As I watch the world around me, I am reminded of last week’s lesson on self-control. Sadly, in this case it is the lack of it that I am reminded of. History shows us that this is not unusual with mankind, including God’s own people. In Exodus 32, because they were impatient waiting for Moses return from the mountain, they asked, “Come, make us gods that shall go before us…” (v1). Controlling, or as the Latin word brought out, the virtue of one who masters his desires and passions, is not as easy as it sounds for any of us. Our subject today is something that I believe is intended to go hand-n-hand with self-control. Some may even suggest that it is the same as it.

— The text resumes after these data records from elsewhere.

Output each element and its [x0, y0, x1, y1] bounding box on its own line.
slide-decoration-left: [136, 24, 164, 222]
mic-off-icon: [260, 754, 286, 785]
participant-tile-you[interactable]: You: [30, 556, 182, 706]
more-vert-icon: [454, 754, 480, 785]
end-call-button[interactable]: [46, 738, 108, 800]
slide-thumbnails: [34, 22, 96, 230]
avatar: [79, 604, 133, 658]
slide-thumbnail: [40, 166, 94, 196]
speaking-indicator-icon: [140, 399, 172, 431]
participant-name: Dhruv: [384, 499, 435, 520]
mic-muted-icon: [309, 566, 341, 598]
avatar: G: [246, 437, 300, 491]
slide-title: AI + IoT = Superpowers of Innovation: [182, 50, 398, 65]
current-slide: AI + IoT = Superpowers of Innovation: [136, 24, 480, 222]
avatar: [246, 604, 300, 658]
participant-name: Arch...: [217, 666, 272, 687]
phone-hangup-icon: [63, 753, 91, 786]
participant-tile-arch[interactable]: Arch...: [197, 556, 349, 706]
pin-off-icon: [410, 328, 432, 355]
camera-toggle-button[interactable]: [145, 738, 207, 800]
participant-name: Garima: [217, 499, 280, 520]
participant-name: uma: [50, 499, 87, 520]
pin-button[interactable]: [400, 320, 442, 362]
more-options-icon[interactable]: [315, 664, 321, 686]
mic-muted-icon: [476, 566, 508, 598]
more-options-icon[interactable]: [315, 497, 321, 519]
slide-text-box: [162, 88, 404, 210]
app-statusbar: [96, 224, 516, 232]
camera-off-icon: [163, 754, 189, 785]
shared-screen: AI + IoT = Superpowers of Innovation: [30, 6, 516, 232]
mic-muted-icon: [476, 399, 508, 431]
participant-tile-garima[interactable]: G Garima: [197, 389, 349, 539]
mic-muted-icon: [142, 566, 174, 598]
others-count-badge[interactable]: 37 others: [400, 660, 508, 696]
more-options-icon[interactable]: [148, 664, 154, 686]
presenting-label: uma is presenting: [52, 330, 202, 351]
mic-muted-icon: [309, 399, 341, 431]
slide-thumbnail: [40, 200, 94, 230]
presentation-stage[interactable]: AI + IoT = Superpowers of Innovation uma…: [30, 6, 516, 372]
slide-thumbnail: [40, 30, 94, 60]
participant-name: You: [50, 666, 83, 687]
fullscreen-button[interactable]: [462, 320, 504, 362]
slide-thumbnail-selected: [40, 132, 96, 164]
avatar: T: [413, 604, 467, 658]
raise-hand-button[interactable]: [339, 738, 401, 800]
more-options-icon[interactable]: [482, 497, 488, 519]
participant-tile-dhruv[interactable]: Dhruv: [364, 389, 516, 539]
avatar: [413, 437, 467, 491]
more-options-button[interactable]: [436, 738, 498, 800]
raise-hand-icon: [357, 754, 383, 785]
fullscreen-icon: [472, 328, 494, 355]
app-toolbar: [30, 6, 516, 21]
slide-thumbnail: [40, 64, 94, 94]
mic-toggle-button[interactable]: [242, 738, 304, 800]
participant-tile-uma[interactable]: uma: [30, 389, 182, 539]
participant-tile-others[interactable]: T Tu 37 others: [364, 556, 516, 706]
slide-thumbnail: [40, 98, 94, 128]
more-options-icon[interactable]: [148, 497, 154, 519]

It is this idea of self-discipline.
For God did not give us a spirit of timidity, but a spirit of power, of love and of self-discipline.
2nd Timothy 1:7, NIV
There it is, right? Well, your translation may use the word, but it is from the same Greek word translated self-control in Galatians 5:22 (NKJV) and soberly in Titus 2:12 (NKJV). So, is there a difference? Principally speaking, I believe there is and let me explain. Remember the definition of self-control mentioned above. One person explains it as the effort of “removing or managing things that make you ineffective.” Paul exhorted the church in Ephesus saying, “You were taught to leave your old self — to stop living the evil way you lived before. That old self becomes worse, because people are fooled by the evil things they want to do” (Ephesians 4:22, NCV). He would exhort the church in Colosse in a similar manner, “But now also put these things out of your life: anger, bad temper, doing or saying things to hurt others, and using evil words when you talk” (Colossians 3:8, NCV). All these things, and the list is longer for sure, are bits and pieces of our carnal man that need management to keep them from making us ineffective. This is the role of self-control.
But like anything else, there is more to it than simply getting rid of things. As someone has told me before, “That is only half the battle.” Here is the other half, and it is called self-discipline. Self-control involves the keeping away or taking away while self-discipline is just the opposite, or as one person says, it is the “adding things to get better.” Let’s go back to what Paul said to the churches in Ephesus and Colosse. He exhorts them to “be renewed in the spirit of your mind, and that you put on the new man which was created according to God, in true righteousness and holiness” (Ephesians 4:23-24). To the church in Colosse he writes, “Therefore, as the elect of God, holy and beloved, put on” (Colossians 3:12) these qualities that reveal who you really are in Christ. If I understand it correctly, self-discipline is the intentional activity in a Christian’s life to promote the development of Christ likeness which will “help you to be useful and productive in your knowledge of our Lord Jesus Christ” (2nd Peter 1:8). As I write these thoughts, I am once again reminded of this quote, “The new life is now theirs, yet they are to actualize it – not to gain it but because they already have it.” We seek to have self-disciplined lives because we have life in Christ!
So, why is it so important to me to try and understand the difference between self-control and self-discipline? In so many areas of my life, I agonize in trying to rid myself of unwanted behavior (self-control). Yet, often times I do not work as hard in trying to replace it with something healthy (self-discipline). Could this be the reason, at least in part, why we struggle with the old man so much? Something to think about. For I believe both self-control and self-discipline are intended to go hand-n-hand. As one person writes, “In order to live a set apart life, we need self-control and self-discipline…Self-discipline is the habit and self-control the good choices we make to realize this plan in our lives.” To the glory of God, let us live such lives. Have a blessed day in Christ.